Author(s)

Cameron Miller

Date Approved

9-9-2014

Document Type

Thesis

Degree Name

M.A. School Psychology-Professional School Psychology

Department

Psychology

College

College of Science & Mathematics

First Advisor

Dihoff, Roberta

Subject(s)

Music;Reading comprehension

Disciplines

Student Counseling and Personnel Services

Abstract

The present study seeks to observe the effect of background music on reading comprehension, specifically searching for possible differences between effects brought on by different genres (i.e. classical and rock) and the presence of lyrics. Research on task performance in the presence of background sound is mixed, in part due to the large number of possible applications. An overview of existing research on this topic is presented, including articles on the relationship between music and cognitive ability, distractors and processing resources, and pre-existing studies on music and reading comprehension.
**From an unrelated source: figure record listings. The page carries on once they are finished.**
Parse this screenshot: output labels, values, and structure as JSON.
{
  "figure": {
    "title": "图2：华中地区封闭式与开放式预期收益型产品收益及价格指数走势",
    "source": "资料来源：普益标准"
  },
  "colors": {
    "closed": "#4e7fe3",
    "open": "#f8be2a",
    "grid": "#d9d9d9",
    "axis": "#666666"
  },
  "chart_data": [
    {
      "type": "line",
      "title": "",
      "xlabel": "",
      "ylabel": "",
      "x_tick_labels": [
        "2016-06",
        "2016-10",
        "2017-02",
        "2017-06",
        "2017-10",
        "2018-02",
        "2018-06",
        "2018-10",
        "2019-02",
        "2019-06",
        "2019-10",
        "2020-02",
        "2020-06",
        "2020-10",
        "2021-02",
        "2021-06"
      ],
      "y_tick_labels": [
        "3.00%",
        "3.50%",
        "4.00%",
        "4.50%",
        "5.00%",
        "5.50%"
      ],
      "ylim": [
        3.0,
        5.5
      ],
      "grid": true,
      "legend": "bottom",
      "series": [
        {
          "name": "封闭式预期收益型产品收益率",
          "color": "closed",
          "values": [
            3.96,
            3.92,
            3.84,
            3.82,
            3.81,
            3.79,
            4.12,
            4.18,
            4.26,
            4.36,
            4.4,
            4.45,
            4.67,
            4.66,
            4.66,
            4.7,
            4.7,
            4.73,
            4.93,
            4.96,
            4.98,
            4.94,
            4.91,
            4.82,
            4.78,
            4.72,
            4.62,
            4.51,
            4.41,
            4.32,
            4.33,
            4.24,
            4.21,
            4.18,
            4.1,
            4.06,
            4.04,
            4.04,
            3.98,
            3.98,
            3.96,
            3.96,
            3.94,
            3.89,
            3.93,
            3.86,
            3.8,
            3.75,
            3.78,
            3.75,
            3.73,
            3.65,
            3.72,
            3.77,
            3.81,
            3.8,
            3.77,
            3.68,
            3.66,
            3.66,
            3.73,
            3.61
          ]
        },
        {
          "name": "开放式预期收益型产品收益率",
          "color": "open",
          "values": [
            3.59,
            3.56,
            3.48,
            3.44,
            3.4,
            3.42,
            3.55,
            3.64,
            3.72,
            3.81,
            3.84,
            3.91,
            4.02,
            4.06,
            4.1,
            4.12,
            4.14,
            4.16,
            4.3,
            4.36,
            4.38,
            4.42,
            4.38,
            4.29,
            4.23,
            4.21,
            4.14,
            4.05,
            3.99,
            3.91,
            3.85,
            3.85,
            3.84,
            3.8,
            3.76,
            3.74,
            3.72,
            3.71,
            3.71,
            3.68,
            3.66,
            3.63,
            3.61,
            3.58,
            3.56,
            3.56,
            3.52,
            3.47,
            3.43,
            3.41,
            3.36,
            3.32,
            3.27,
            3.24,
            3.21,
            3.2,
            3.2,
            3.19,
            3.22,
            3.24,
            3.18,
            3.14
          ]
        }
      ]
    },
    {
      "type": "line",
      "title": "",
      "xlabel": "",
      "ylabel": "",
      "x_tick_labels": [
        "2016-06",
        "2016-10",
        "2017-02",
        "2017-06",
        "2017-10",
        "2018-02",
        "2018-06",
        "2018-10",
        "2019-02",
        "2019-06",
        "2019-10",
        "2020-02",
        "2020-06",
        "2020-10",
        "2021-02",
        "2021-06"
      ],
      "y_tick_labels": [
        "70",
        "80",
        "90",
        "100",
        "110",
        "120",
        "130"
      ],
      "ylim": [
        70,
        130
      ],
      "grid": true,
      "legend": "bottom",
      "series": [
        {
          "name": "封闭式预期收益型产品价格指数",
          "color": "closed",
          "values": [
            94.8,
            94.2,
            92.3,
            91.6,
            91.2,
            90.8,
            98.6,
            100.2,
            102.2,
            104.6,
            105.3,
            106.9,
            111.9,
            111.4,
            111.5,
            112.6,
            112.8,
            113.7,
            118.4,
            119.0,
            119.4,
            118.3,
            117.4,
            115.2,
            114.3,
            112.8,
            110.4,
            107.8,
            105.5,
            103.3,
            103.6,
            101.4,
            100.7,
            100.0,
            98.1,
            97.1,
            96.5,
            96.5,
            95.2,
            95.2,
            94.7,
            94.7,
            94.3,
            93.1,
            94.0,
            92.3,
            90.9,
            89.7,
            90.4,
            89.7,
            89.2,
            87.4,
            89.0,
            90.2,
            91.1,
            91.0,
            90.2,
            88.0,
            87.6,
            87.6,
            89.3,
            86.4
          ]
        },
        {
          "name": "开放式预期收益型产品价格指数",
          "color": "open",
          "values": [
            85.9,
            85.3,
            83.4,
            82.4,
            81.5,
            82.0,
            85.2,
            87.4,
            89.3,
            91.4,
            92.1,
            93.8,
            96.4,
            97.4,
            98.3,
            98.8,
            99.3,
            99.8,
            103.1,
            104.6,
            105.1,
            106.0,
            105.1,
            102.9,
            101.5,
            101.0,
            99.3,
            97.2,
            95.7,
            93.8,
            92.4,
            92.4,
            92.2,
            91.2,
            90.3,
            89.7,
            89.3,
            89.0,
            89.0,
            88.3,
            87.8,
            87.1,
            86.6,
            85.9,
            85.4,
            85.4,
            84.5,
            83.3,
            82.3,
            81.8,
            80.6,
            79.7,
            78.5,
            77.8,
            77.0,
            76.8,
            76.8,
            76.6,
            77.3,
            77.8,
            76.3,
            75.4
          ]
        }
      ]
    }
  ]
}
University students participated in a randomized experiment, taking the Reading Comprehension portion of the Nelson Denny Reading Test in the presence of either (1) classical music with lyrics, (2) classical music without lyrics, (3) rock with lyrics, or (4) rock without lyrics. One-way analysis of variance revealed no significant main effect for both variables of genre and lyrics. A significant interaction was found between these two variables. Implications and possible explanations for these findings are discussed. Limitations of the present study and future improvements and directions are discussed.